Failure Modes für Relaisausfälle entdecken und beherrschen
Zur Entdeckung und Beherrschung dieser Failure Modes für Relaisausfälle werden Sicherheitsmechanismen (z.B. Diagnose) und deren Diagnosedeckungsgrade beschrieben. Die Ermittlung der erreichbaren Diagnosedeckungsgrade für unterschiedliche Diagnosetechniken kann anhand der Tabelle D.1 in der ISO 26262-5, Annex D erfolgen.

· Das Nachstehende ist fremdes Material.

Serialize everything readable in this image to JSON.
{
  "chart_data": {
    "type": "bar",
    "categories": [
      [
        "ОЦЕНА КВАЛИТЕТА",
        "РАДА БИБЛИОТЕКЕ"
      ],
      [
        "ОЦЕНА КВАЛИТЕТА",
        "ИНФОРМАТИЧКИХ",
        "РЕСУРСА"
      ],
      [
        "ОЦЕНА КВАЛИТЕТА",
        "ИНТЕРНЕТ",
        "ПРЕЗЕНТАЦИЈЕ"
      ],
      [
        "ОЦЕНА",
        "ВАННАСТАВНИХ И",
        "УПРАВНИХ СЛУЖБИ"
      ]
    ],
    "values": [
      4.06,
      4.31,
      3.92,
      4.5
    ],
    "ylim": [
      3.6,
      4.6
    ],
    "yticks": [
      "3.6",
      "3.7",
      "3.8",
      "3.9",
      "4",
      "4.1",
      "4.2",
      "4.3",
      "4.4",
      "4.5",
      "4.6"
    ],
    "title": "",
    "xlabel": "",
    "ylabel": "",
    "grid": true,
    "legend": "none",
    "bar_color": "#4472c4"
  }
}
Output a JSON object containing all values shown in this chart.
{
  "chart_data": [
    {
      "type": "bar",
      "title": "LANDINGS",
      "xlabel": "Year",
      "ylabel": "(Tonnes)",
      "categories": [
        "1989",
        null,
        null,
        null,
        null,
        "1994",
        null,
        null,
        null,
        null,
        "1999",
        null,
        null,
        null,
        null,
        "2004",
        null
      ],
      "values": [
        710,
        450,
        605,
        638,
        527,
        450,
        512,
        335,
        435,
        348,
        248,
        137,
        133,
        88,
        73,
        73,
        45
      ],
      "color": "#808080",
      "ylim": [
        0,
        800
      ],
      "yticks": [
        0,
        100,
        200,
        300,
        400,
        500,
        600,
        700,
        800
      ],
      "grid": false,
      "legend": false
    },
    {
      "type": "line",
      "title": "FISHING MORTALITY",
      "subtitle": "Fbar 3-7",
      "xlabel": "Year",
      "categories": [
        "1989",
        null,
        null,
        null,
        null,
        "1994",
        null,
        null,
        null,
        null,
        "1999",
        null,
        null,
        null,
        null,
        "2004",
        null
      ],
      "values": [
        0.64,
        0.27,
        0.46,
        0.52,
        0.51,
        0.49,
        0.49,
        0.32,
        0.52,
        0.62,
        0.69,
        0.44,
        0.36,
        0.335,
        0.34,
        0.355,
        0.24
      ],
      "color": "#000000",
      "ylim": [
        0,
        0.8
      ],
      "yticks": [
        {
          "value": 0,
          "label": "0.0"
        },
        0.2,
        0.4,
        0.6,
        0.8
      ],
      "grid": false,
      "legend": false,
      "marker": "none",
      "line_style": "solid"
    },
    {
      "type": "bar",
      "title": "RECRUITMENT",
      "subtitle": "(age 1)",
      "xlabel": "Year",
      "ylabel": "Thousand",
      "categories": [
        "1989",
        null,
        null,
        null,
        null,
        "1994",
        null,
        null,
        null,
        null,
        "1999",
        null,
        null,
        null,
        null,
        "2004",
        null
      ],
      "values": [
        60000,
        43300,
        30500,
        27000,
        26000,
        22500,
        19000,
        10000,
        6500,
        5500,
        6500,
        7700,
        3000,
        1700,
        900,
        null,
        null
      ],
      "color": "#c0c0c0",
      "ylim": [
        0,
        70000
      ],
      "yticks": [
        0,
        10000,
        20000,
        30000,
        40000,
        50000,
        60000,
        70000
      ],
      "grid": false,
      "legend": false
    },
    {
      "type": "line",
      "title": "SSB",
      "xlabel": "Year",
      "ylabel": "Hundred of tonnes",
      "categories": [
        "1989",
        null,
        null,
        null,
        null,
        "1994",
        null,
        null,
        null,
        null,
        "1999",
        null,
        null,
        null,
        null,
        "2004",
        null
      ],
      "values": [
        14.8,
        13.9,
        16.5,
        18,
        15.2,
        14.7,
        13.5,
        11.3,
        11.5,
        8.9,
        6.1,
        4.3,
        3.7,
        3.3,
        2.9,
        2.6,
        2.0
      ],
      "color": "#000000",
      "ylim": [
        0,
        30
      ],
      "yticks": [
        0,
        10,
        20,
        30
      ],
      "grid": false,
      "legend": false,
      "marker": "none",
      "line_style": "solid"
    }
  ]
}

Zur Bewertung der Hardware-Architektur einschließlich der geplanten Sicherheitsmechanismen werden in der FMEDA die relaisspezifischen Failure Modes für Hardwareausfälle klassifiziert in
- Fehlermodi, die nicht zu einer Verletzung der Sicherheitsziele führen,
- Fehlermodi, die zu einer Verletzung der Sicherheitsziele führen.
Fehlermodi, die nicht zu einer Verletzung der Sicherheitsziele führen, sind nach ISO 26262-5:2011 [E], Annex B:
- SF (Safe Faults): kein Sicherheitsmechanismus notwendig,
- MPF D (Detected Multiple Point Faults): von Sicherheitsmechanismus entdeckt,
- MPF P (Perceived Multiple Point Faults): nicht entdeckt, aber von Fahrer bemerkt.
Relevant für die Bewertung der Hardware-Architektur-Metriken sind die Fehlermodi, die zu einer Verletzung der Sicherheitsziele führen:
- MPF L (Latent Multiple Point Faults): nicht entdeckt, treten zusammen mit anderen unabhängigen Fehlern auf,
- RF (Residual Faults): trotz Sicherheitsmechanismus nicht entdeckt, Diagnoseschlupf,
- SPF (Single Point Faults): kein wirksamer Sicherheitsmechanismus definiert.